The two-storey, wood-frame home was gutted. The first floor was nearly completely blown out and smoke drifted from a gaping hole in what was left of the collapsing roof. No one was injured in the adjacent homes that also had major damage.
Maryland firefighters outside the home of Marie Gemmell, who was killed along with her two young sons. Photo: AP
The founder and chief executive of a clinical research organisation was among those on the plane. Health Decisions of Durham, North Carolina, said in a news release that doctor Michael Rosenberg was among those killed.
Rosenberg was a pilot who crashed a different plane in Gaithersburg on March 1, 2010, according to a government official who asked not to be named. Investigators are still trying to determine if Rosenberg was at the controls at the time of Monday's crash.
Fred Pedreira, 67, who lives near the crash site, said he had just returned home from the grocery store and was parking his car when he saw the jet and immediately knew something was wrong.

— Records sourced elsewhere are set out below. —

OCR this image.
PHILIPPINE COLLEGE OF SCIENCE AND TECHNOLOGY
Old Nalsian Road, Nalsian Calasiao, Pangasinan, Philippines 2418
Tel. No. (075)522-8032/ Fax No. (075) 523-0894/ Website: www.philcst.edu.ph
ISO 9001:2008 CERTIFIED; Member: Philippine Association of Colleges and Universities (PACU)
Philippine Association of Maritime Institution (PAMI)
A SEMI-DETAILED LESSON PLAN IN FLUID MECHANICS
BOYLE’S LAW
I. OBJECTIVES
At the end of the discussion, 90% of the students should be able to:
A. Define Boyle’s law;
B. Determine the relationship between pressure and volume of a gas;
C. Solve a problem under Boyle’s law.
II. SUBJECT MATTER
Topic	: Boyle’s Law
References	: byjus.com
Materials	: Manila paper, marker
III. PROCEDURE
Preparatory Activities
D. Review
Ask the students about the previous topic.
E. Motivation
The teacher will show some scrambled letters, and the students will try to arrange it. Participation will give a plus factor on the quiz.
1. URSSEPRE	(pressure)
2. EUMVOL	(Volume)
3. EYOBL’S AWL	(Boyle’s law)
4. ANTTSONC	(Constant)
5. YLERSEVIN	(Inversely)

"This guy, when I saw him, for a fast jet with the wheels down, I said, 'I think he's coming in too low'," Mr Pedreira said. "Then he was 90 degrees - sideways - and then he went belly-up into the house and it was a ball of fire. It was terrible."
The Embraer EMB-500/Phenom 100 twin-engine jet, which seats six people, was on approach to Montgomery County Airpark, which is about 1.6 kilometres from the crash site, officials said.
A team of NTSB investigators recovered the cockpit voice and flight data recorders from the plane's wreckage.